GP pay rises could be targeted at areas with recruitment problems, says DH
Exclusive The Department of Health is considering setting GPs’ pay uplift for 2016/17 according to where they are practising as a way of alleviating the recruitment crisis, it has told Pulse.
Health minister David Prior wrote to the Review Body on Doctors’ and Dentists’ Remuneration (DDRB) today asking it to consider how an average uplift of 1% ‘could be applied to improve recruitment and retention’.
A spokesperson later confirmed to Pulse that this meant they would consult with the DDRB on whether practices’ funding uplift could be dependent on where they were based.
The GPC has criticised the proposals, and called for GPs across the country to be given pay rises of above 1%.
This is the latest attempt by the Government to boost recruitment to under-doctored areas, having devised a £10m ten-point plan to try to solve the GP recruitment problem.

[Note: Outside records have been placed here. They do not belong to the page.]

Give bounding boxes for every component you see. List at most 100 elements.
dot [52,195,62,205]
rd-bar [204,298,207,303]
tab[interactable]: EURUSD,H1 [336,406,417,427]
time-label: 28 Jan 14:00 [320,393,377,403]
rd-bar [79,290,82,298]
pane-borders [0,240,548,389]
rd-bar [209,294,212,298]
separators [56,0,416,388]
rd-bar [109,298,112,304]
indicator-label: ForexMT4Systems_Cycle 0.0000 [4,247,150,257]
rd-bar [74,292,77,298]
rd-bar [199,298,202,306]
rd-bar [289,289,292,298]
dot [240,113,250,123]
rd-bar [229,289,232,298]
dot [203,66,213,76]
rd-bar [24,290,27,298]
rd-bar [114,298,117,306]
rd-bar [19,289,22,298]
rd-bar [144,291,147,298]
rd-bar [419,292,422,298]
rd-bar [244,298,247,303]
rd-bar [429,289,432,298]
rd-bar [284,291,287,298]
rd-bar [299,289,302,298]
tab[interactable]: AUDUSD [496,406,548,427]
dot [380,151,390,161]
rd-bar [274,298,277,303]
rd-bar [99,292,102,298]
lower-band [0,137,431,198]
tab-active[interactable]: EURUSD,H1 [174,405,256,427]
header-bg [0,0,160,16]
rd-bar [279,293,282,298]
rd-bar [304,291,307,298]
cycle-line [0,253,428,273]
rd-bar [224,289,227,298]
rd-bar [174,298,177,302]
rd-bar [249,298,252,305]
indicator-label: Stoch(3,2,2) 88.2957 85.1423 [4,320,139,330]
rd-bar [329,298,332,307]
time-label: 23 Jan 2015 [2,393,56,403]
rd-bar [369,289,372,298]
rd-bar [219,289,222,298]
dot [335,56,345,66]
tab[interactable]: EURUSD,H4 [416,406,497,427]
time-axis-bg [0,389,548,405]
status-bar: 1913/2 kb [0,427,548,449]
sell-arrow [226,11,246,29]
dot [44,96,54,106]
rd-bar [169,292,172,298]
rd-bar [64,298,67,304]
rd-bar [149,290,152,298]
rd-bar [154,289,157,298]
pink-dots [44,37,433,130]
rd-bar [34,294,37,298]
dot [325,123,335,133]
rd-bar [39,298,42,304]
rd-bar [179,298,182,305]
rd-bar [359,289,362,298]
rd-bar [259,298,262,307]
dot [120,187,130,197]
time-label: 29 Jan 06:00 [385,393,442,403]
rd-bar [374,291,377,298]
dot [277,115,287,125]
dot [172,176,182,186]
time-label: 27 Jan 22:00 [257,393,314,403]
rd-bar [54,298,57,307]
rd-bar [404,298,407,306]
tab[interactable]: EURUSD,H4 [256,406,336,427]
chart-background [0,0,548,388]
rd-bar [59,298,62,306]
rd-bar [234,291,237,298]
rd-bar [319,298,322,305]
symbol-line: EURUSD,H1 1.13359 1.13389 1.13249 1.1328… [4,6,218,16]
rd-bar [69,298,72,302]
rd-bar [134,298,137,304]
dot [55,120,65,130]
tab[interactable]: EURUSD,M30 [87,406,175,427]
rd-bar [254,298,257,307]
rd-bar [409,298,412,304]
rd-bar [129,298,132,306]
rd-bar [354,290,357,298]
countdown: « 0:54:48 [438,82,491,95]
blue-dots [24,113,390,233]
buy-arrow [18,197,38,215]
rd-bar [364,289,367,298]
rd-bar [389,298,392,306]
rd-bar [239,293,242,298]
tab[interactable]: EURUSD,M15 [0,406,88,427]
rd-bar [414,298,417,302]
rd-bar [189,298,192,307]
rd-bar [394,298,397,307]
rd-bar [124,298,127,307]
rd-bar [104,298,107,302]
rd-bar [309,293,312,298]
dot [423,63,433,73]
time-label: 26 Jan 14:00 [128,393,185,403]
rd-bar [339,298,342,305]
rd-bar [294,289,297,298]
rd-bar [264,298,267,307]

The letter by Mr Prior sets the remit for the DDRB for next year’s funding uplift, and it calls on the review body to look at ways that it can set a 1% ‘average’ pay uplift for GPs.
As part of the process, the DDRB will look at evidence from the BMA and NHS Employers to decide what funding uplift to give to practices that will translate to the 1% pay rise.
The letter said: ‘For general medical practitioners and general dental practitioners, the Government would welcome the views of the DDRB as to how an overall pay uplift of an average of 1% could be applied to improve recruitment and retention.’
Asked whether this meant the DH would consider different uplifts in different geographical areas, a DH spokesperson said it was ‘consulting’ on the measure.
The spokesperson said: ’It’s just one of a number of things we are consulting on in order to determine how areas might be improved.’
The BMA’s evidence warned that GPs were being ‘unfairly punished’ after health secretary Jeremy Hunt claimed that years of underfunding in general practice was a result of ‘penance’ for the 2004 GP contract.
It said that, as a result, the DDRB should consider giving GPs a higher pay rise that the 1% blanket pay rise offered to public sector workers by chancellor George Osborne.
Attempts at boosting recruitment in certain area have not as yet proved successful.
Pulse revealed that commissioners in Hull have scrapped a scheme offering MBAs to doctors committing to working as salaried GPs in the city after it failed to lead to any post being filled.
Health education bosses are also working on increasing the number of medical graduates going into general practice training via a national recruitment campaign. A third round of recruitment has seen a ‘600%’ increase in applicants compared to last year, however large regional variations remain with some areas half unfilled.
Health Education England (HEE) has identified six local offices experiencing low fill rates of GP trainees, namely Yorkshire; East Midlands; West Midlands; North East; East of England; and HEE Wessex (Isle of Wight only).
Chancellor George Osborne announced in the summer that NHS professionals, including GPs, would see the 1% uplift cap applied over the next four years.
Dr Richard Vautrey, deputy chair of the GPC, said: ’When MPs received an uplift of 10% to their own pay, an overall uplift of 1% for GPs is not going to do much for recruitment and retention, and the more important issue of practice expenses needs to be fully addressed for GPs to even have a chance of getting the 1% intended. Recent experience has shown a 1% intended rise turning in to a 3% cut because of the government’s failure to properly invest in general practice.
’All areas of the country are struggling to recruit and retain GPs and so all practices and GPs across the country should receive any uplift.’